Locusts are more than just a biblical tale—though they do have the ability to be a very destructive insect, wreaking havoc on plants and crops. Some people may think that the terms locust and grasshopper can be used interchangeably. Locusts and grasshoppers are similar and share certain characteristics—but there is one main difference between the two. Keep reading to learn more.

grass and leaves

So, what is the difference between a locust and a grasshopper?

Locusts are actually a species of grasshopper. And that means that all locusts are grasshoppers, but not all grasshoppers are locusts—in fact, less than 20 species worldwide have locust characteristics. Locusts are considered part of the short-horned family of grasshopper. Within the short-horned family are three subfamilies: the spur-throated grasshoppers, the slant-faced grasshoppers, and the band-winged grasshoppers. The Rocky Mountain locust, which is detailed more in a later section, is a highly destructive locust considered part of the spur-throated subfamily.

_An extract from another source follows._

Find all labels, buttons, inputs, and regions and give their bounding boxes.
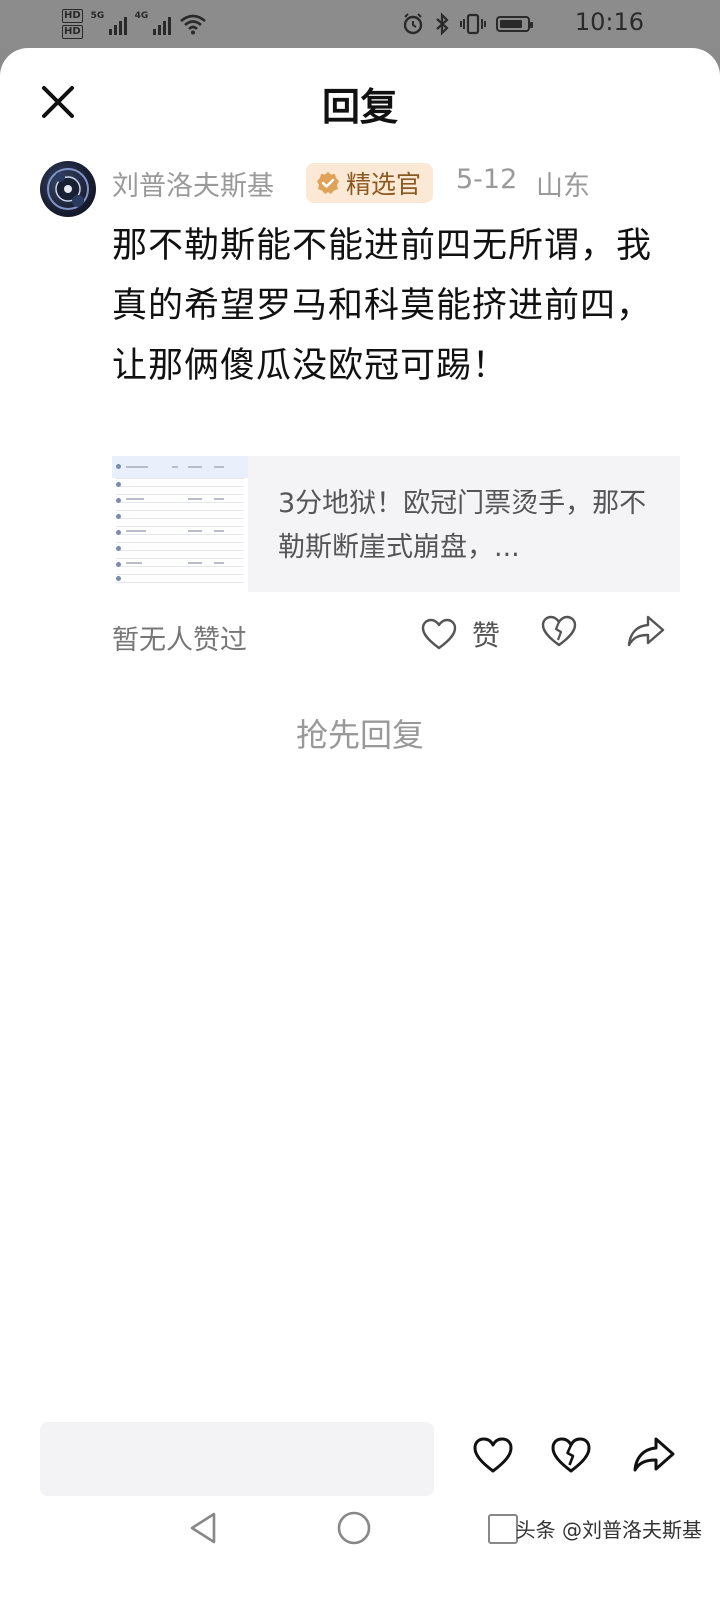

Locusts are distinguished by shared behavioral characteristics, rather than physical characteristics. Locust appearance can vary from species to species. The most famous behavior, and the biggest difference between locusts and grasshoppers: Locusts have the ability to swarm.

Locusts and their swarms

How and why locusts swarm

Perhaps the most distinct characteristic of a locust is its ability to swarm. Other grasshoppers do not have this ability and instead live solitary lives. Locusts can also live solitary lives—but other times, like in desert locusts, they enter a gregarious behavioral state. And this is when they swarm. Solitary and gregarious locusts even vary in appearance: It is during a swarm that they will develop larger, stronger muscles and bright vibrant colors. When they are not swarming, they are often smaller in size and duller in color.

Research has shown that changes in brain chemistry influence swarming behavior in desert locusts. According to this new research, an increase in serotonin is the primary cause for changing behaviors and the eventual change into the gregarious, swarming phase. This happens when many locusts come in close contact with one another. Locusts that swarm generally live in dry, barren regions without much rain. During dry periods, locusts are forced into the smaller areas that still have food—causing crowding and eventual swarming.

When locusts swarm, they can be devastating by causing serious damage to agriculture and crops. One kind of locust, the desert locust, can at times affect approximately 20% of the world’s land surface. They’re found in Africa, the Middle East, and Asia. The desert locust causes damage in Africa, in areas that rely on sustenance farming. One swarm can have around 80 million locusts, with a swarm of this size being able to eat over 400 million pounds of plants in a single day. Locust swarms are also able to travel great distances. One swarm in the 1950s flew all the way from northwest Africa to Great Britain.

Locusts in the United States

While there isn’t as much activity now, in the 1800s, the United States was no stranger to swarming locusts. In 1874, a famous swarm of Rocky Mountain locusts invaded the Great Plains. In fact, the swarm was estimated to be twice the square mileage of the state of Colorado. Unlike locust swarms of today that only number into the millions, this swarm supposedly had trillions of locusts. And then after the swarm was over, the Rocky Mountain locusts have not been seen again, and are thought to be extinct. In the 1930s, a different locust species swarmed: the High Plains locust—but did not cause nearly the devastation of the 1874 swarm.